Add a row below showing the population for each year from 2010 to 2016. (There
are several ways to do this. One possible solution uses the sum of each column
of state populations to get the population for each year.)
.. image:: figures/us_population_by_year.png
To graph the percentage for each cause of death, construct a table below (or in
another sheet) with the same row and column labels. The value of each cell in
this table will be the number of deaths for that cause and year divided by the
population for that year.
.. image:: figures/death_percentage.png
Select the data in this table, A18:H28, and insert a line graph showing how
these percentages have changed over time. The graph below has been restricted to
cancer, Alzheimer’s disease and unintentional injury for clarity. The line types
have also been modified to be dashed in different ways.

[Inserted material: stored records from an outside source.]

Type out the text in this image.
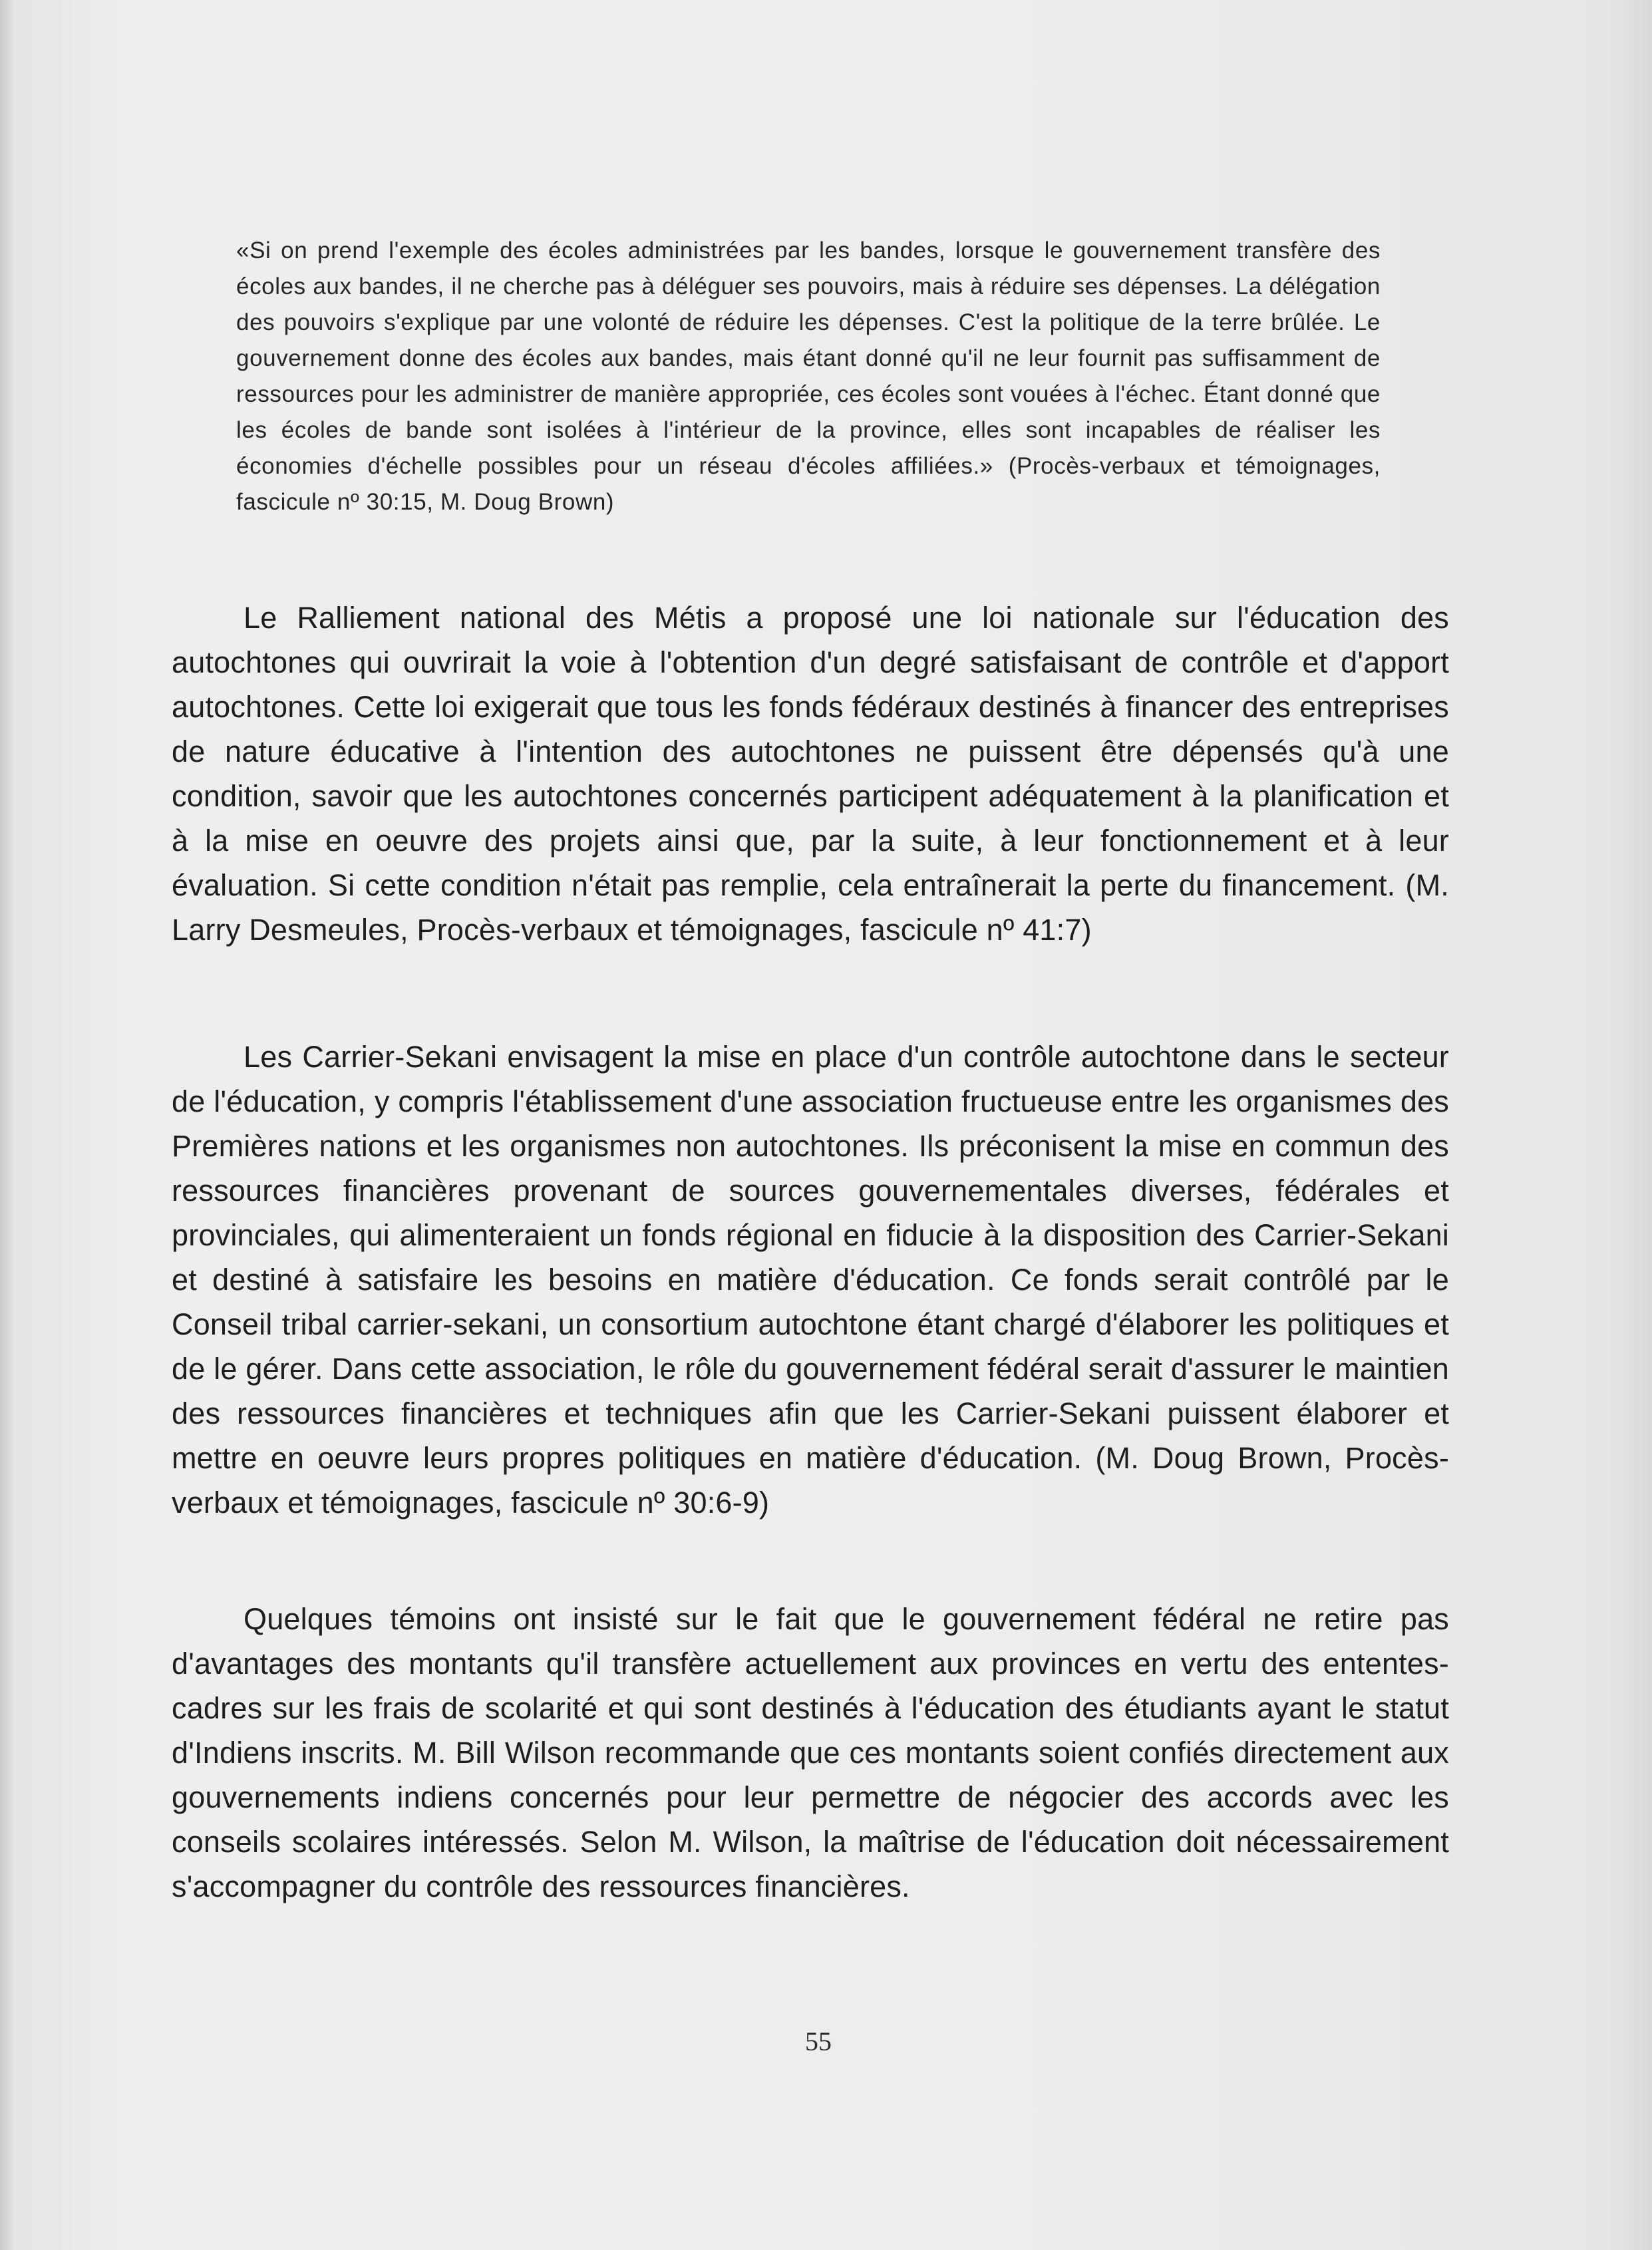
«Si on prend l'exemple des écoles administrées par les bandes, lorsque le gouvernement transfère des écoles aux bandes, il ne cherche pas à déléguer ses pouvoirs, mais à réduire ses dépenses. La délégation des pouvoirs s'explique par une volonté de réduire les dépenses. C'est la politique de la terre brûlée. Le gouvernement donne des écoles aux bandes, mais étant donné qu'il ne leur fournit pas suffisamment de ressources pour les administrer de manière appropriée, ces écoles sont vouées à l'échec. Étant donné que les écoles de bande sont isolées à l'intérieur de la province, elles sont incapables de réaliser les économies d'échelle possibles pour un réseau d'écoles affiliées.» (Procès-verbaux et témoignages, fascicule nº 30:15, M. Doug Brown)

Le Ralliement national des Métis a proposé une loi nationale sur l'éducation des autochtones qui ouvrirait la voie à l'obtention d'un degré satisfaisant de contrôle et d'apport autochtones. Cette loi exigerait que tous les fonds fédéraux destinés à financer des entreprises de nature éducative à l'intention des autochtones ne puissent être dépensés qu'à une condition, savoir que les autochtones concernés participent adéquatement à la planification et à la mise en oeuvre des projets ainsi que, par la suite, à leur fonctionnement et à leur évaluation. Si cette condition n'était pas remplie, cela entraînerait la perte du financement. (M. Larry Desmeules, Procès-verbaux et témoignages, fascicule nº 41:7)

Les Carrier-Sekani envisagent la mise en place d'un contrôle autochtone dans le secteur de l'éducation, y compris l'établissement d'une association fructueuse entre les organismes des Premières nations et les organismes non autochtones. Ils préconisent la mise en commun des ressources financières provenant de sources gouvernementales diverses, fédérales et provinciales, qui alimenteraient un fonds régional en fiducie à la disposition des Carrier-Sekani et destiné à satisfaire les besoins en matière d'éducation. Ce fonds serait contrôlé par le Conseil tribal carrier-sekani, un consortium autochtone étant chargé d'élaborer les politiques et de le gérer. Dans cette association, le rôle du gouvernement fédéral serait d'assurer le maintien des ressources financières et techniques afin que les Carrier-Sekani puissent élaborer et mettre en oeuvre leurs propres politiques en matière d'éducation. (M. Doug Brown, Procès-verbaux et témoignages, fascicule nº 30:6-9)

Quelques témoins ont insisté sur le fait que le gouvernement fédéral ne retire pas d'avantages des montants qu'il transfère actuellement aux provinces en vertu des ententes-cadres sur les frais de scolarité et qui sont destinés à l'éducation des étudiants ayant le statut d'Indiens inscrits. M. Bill Wilson recommande que ces montants soient confiés directement aux gouvernements indiens concernés pour leur permettre de négocier des accords avec les conseils scolaires intéressés. Selon M. Wilson, la maîtrise de l'éducation doit nécessairement s'accompagner du contrôle des ressources financières.

55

.. image:: figures/death_percentage_time.png
Though the cancer rate is consistent over time, the rates for Alzheimer’s
disease and unintentional injury have increased between 2010 and 2016. The
Center for Disease Control and Prevention `tracks these changes
`__
and studies `the causes of these increases `__
very closely. The CDC’s research suggests that the number of Alzheimer’s related
deaths has been increasing because the US population is getting older and
Alzheimer’s is a disease that mostly affects older adults. Additionally, there
has been an increase in physicians recording Alzheimer’s as the cause of death.
The rate of unintentional injury has also increased, due to increases in fatal
car accidents, drug overdose deaths, and fatal falls.